La voz de Rika era tan baja que parecía como si fuese a desaparecer entre las campanillas que anunciaban el inicio del trabajo.

— La gente que no tenía teléfonos celulares antes, ¿pasaban por tal ansiedad como yo?

— R-realmente no entiendo lo que estás diciendo…

— Si, lo siento, no es nada, es hora de trabajar.

Rika, quien trató de sonreír, colocó su mano en el micrófono de su auricular con falta de confianza.

— Aunque tu situación podría ser también un poco complicada…

— S-sí…




— Pero ser capaz de conversar libérenme cuando uno quiere, en realidad es algo muy importante.
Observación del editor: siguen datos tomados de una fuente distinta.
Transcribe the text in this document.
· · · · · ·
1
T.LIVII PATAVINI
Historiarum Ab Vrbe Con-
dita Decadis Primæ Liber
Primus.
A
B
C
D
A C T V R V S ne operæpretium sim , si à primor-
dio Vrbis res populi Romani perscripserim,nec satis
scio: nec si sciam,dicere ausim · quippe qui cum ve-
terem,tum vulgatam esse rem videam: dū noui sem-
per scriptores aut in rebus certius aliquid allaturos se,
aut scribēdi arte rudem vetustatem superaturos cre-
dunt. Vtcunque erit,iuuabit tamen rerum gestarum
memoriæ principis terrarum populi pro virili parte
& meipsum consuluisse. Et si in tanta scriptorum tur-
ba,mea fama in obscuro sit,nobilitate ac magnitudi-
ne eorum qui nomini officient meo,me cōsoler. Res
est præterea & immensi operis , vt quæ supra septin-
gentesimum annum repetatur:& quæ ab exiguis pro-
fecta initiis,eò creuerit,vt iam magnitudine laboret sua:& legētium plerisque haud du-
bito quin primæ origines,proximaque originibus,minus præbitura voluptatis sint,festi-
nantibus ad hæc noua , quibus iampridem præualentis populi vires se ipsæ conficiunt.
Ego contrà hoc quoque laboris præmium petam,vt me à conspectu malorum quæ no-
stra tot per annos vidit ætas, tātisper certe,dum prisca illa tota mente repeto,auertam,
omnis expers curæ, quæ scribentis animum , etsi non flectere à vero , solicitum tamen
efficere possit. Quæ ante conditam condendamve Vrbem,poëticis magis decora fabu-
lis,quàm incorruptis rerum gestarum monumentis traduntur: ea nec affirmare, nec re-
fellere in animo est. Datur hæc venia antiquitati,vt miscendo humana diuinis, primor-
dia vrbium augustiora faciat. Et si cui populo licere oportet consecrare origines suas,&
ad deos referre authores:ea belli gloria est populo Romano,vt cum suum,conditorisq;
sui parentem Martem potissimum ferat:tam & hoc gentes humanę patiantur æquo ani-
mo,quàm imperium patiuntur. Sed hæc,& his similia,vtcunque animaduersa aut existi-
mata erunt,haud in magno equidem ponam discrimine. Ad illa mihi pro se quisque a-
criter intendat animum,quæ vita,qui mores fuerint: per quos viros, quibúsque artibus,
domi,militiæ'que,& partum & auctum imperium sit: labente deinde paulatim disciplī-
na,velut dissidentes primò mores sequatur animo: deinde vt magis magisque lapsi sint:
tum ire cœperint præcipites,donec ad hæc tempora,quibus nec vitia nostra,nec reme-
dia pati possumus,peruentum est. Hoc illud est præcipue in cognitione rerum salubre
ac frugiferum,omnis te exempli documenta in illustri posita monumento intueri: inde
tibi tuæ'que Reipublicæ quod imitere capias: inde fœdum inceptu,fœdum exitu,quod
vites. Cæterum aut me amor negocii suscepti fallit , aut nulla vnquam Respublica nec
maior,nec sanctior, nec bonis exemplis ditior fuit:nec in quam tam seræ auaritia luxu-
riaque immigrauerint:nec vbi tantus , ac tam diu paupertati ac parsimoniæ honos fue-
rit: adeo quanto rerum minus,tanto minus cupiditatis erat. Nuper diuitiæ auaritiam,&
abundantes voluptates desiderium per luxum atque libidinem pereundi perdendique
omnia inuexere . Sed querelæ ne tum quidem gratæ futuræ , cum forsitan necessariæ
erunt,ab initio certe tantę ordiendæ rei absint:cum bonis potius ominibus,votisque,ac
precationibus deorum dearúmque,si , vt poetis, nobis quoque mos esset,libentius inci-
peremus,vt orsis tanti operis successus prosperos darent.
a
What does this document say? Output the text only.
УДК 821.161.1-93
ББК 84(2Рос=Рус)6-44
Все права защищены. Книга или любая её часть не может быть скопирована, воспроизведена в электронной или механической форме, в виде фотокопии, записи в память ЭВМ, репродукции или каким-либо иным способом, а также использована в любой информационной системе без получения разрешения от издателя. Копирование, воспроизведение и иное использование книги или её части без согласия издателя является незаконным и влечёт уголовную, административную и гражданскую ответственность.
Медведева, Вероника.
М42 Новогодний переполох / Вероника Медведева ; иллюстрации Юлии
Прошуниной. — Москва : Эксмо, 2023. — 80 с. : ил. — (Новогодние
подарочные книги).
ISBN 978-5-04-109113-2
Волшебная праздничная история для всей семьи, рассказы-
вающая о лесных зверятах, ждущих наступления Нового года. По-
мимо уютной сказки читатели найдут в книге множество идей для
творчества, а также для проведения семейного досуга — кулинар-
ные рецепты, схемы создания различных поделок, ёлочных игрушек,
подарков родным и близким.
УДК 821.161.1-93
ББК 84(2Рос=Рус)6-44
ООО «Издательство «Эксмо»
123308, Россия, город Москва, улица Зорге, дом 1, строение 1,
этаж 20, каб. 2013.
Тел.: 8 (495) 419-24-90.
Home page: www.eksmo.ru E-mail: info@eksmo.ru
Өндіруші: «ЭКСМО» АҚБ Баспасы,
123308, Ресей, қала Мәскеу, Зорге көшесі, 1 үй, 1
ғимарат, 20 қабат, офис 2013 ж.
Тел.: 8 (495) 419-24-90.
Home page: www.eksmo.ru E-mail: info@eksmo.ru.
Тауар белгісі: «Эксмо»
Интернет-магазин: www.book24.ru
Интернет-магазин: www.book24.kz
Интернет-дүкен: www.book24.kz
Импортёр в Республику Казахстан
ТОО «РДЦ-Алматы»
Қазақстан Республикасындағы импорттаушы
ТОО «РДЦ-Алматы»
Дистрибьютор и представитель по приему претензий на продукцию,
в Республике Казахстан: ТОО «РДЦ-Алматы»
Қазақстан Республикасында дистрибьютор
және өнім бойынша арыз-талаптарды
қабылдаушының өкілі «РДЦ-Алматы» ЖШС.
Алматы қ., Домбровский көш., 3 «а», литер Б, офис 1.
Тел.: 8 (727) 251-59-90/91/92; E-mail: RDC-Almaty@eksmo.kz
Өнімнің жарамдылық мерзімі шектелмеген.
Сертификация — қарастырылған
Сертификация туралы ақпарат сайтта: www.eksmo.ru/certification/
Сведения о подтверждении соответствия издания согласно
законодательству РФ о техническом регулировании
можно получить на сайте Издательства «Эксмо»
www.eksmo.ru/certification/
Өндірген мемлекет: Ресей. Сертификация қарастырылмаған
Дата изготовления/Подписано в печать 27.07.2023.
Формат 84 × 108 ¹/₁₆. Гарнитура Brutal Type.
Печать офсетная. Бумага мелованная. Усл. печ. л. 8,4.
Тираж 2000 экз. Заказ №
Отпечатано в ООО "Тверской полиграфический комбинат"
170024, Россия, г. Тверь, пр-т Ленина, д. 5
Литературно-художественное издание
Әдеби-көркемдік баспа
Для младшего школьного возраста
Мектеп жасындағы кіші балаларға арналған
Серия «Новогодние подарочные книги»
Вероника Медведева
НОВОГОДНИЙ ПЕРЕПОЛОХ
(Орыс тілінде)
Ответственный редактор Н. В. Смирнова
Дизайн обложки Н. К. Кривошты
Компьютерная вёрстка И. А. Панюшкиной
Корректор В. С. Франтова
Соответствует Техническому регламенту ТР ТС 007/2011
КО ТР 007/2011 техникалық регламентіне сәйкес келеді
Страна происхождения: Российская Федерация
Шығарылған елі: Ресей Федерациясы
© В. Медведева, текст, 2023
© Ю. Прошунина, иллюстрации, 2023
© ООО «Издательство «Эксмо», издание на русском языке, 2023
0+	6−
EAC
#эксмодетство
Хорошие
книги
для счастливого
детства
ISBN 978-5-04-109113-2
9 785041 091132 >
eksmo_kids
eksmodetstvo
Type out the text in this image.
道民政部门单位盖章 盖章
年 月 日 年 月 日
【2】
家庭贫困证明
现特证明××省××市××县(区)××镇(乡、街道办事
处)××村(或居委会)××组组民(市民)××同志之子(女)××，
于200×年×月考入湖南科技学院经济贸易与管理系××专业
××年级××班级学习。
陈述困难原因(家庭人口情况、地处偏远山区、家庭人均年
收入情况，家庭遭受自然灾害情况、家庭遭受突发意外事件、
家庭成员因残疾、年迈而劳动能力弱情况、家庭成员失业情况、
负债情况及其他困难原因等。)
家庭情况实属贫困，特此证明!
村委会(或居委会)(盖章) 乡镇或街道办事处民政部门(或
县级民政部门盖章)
Lo que le preocupaba a Rika, debía estar incluido en esa frase.

Sin embargo, Emi no tuvo tiempo para pensar en el significado detrás de esa frase…

—….gracias por llamar, este es el centro de atención al cliente Docodemo, me llamo Yusa, seré su asistente a partir de ahora.

Una llamada telefónica llegó de inmediato a la máquina de Emi, y la sensación misteriosa que sintió en esa mañana refrescante, rápidamente fue tragada por las cotidianas actividades de negocio y desaparecieron sin dejar rastro.